В основе архетипических утверждений лежат инстинктивные предпосылки, не имеющие никакого отношения к разуму — их невозможно ни доказать, ни опровергнуть с помощью здравого смысла. Они всегда представляли собой некую часть миропорядка — representations collectives (коллективные представления. — фр.), по определению Леви-Брюля. Безусловно, эго и его воля играют огромную роль, но то, чего хочет эго, непостижимым образом перечеркивает автономность и нуминозность архетипических процессов. Область их практического бытия — сфера религии, причем в той степени, в какой религию в принципе можно рассматривать с точки зрения психологии.

III

В этом смысле можно считать очевидным, что помимо пространства рефлексии имеется другая, не менее, а может и более, широкая область, из которой разум вряд ли способен что-либо извлечь, — это пространство эроса.
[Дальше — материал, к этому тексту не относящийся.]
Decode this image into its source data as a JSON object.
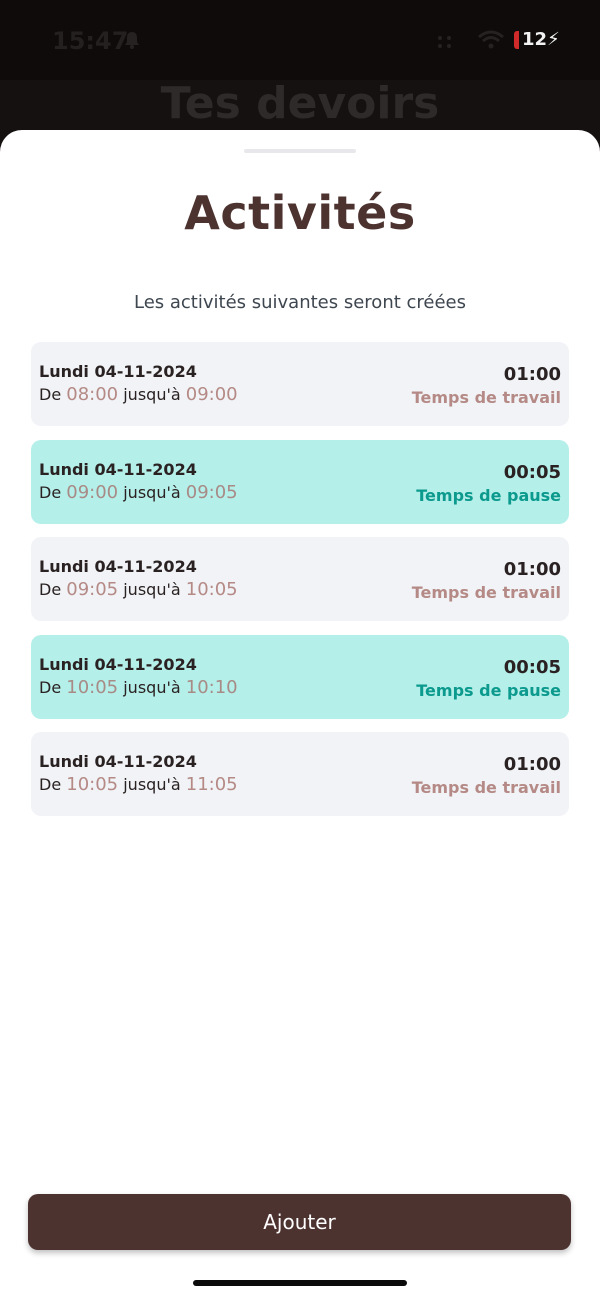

Античный эрос — в прямом смысле бог, его божественная природа выходит за пределы человеческого разумения, поэтому его невозможно ни понять, ни представить. Конечно, можно было бы, как пытались многие до меня, рискнуть и приблизиться к этому демону, чья власть безгранична — от горных вершин до мрачной тьмы ада, — но тщетно я старался бы найти язык, который был бы в состоянии адекватно выразить неисчислимые странности любви. Эрос есть космогония, он — творец сознания. Иногда мне кажется, что условие апостола Павла "если… любви не имею" (1 Кор. 13, 1–3) — первое условие познания и собственно сакральности. В любом случае это условие является одним из толкований тезиса "Бог есть любовь", утверждающего божество как complexio oppositorum.
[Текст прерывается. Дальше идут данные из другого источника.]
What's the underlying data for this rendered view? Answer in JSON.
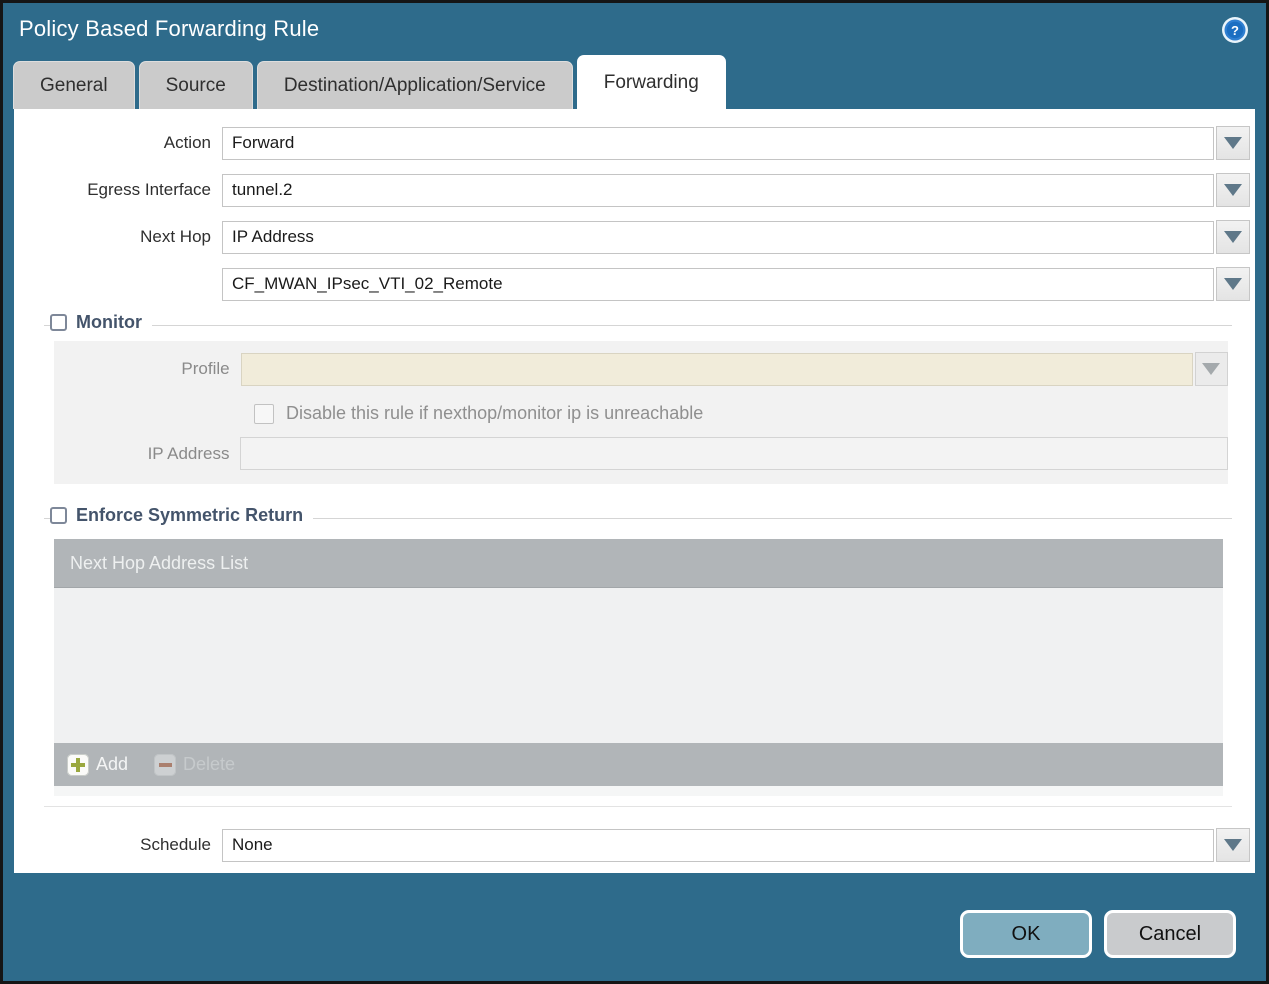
{
  "dialog": {
    "title": "Policy Based Forwarding Rule"
  },
  "tabs": [
    {
      "label": "General",
      "active": false
    },
    {
      "label": "Source",
      "active": false
    },
    {
      "label": "Destination/Application/Service",
      "active": false
    },
    {
      "label": "Forwarding",
      "active": true
    }
  ],
  "form": {
    "action": {
      "label": "Action",
      "value": "Forward"
    },
    "egress_interface": {
      "label": "Egress Interface",
      "value": "tunnel.2"
    },
    "next_hop": {
      "label": "Next Hop",
      "value": "IP Address"
    },
    "next_hop_address": {
      "value": "CF_MWAN_IPsec_VTI_02_Remote"
    },
    "monitor": {
      "legend": "Monitor",
      "checked": false,
      "profile_label": "Profile",
      "profile_value": "",
      "disable_checkbox_label": "Disable this rule if nexthop/monitor ip is unreachable",
      "disable_checkbox_checked": false,
      "ip_address_label": "IP Address",
      "ip_address_value": ""
    },
    "enforce_symmetric_return": {
      "legend": "Enforce Symmetric Return",
      "checked": false,
      "table_header": "Next Hop Address List",
      "rows": [],
      "add_label": "Add",
      "delete_label": "Delete"
    },
    "schedule": {
      "label": "Schedule",
      "value": "None"
    }
  },
  "footer": {
    "ok_label": "OK",
    "cancel_label": "Cancel"
  },
  "colors": {
    "background": "#2e6b8b",
    "ok_button": "#7fadbf",
    "cancel_button": "#c9cbcd",
    "legend_text": "#44546b",
    "disabled_field": "#f1ecda",
    "table_header": "#b1b5b8"
  }
}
Моя медицинская практика, как и личная жизнь, не раздавали мне возможность столкнуться с загадками любви, которые я никогда не мог разрешить. Подобно Иову, "руку мою полагаю на уста мои" (Иов. 39, 34). Здесь скрыто самое великое и самое малое, самое далекое и самое близкое, самое высокое и самое низменное. И одно не живет без другого. Нам не под силу выразить этот парадокс. Что бы мы ни сказали, мы никогда не скажем всего. А рассуждать о частностях — значит сказать либо слишком много, либо слишком мало, поскольку смысл обретает лишь единое целое. Любовь "все покрывает, всему верит… все переносит" (1 Кор. 13, 7). Здесь все сказано. Воистину, все мы или жертвы, или средство великой всеобъемлющей космической "любви". Я беру это слово в кавычки, потому что речь идет не о страстях, предпочтении, желании или благосклонности и тому подобных вещах, а о том, что выше индивидуального, — о некой целостности, единой и неделимой. Сам будучи только частью, человек не способен постичь целое и не располагает собой. Он может смириться, он может бунтовать, но всякий раз оказывается в плену этой силы. Он от нее и зависит, и на нее же опирается. Любовь — это его свет и его тьма, конца которой нет и не будет. "Любовь никогда не перестает" (1 Кор. 13, 8) — говорит ли человек "языками ангельскими" или языком науки, изучая жизнь от простейшей клетки до основ мироздания. Все его попытки дать название любви, если даже перебрать все известные ее имена, окажутся тщетными — бесконечным самообманом. И, если у него есть хоть капля мудрости, ему придется смириться, обозначив ignotum per ignotius (неизвестное через более неизвестное. — лат.) — то есть назвав любовь именем бога. Тем самым он осознает свое смирение и свое несовершенство, свою зависимость, но одновременно и свою свободу выбирать между истиной и ложью.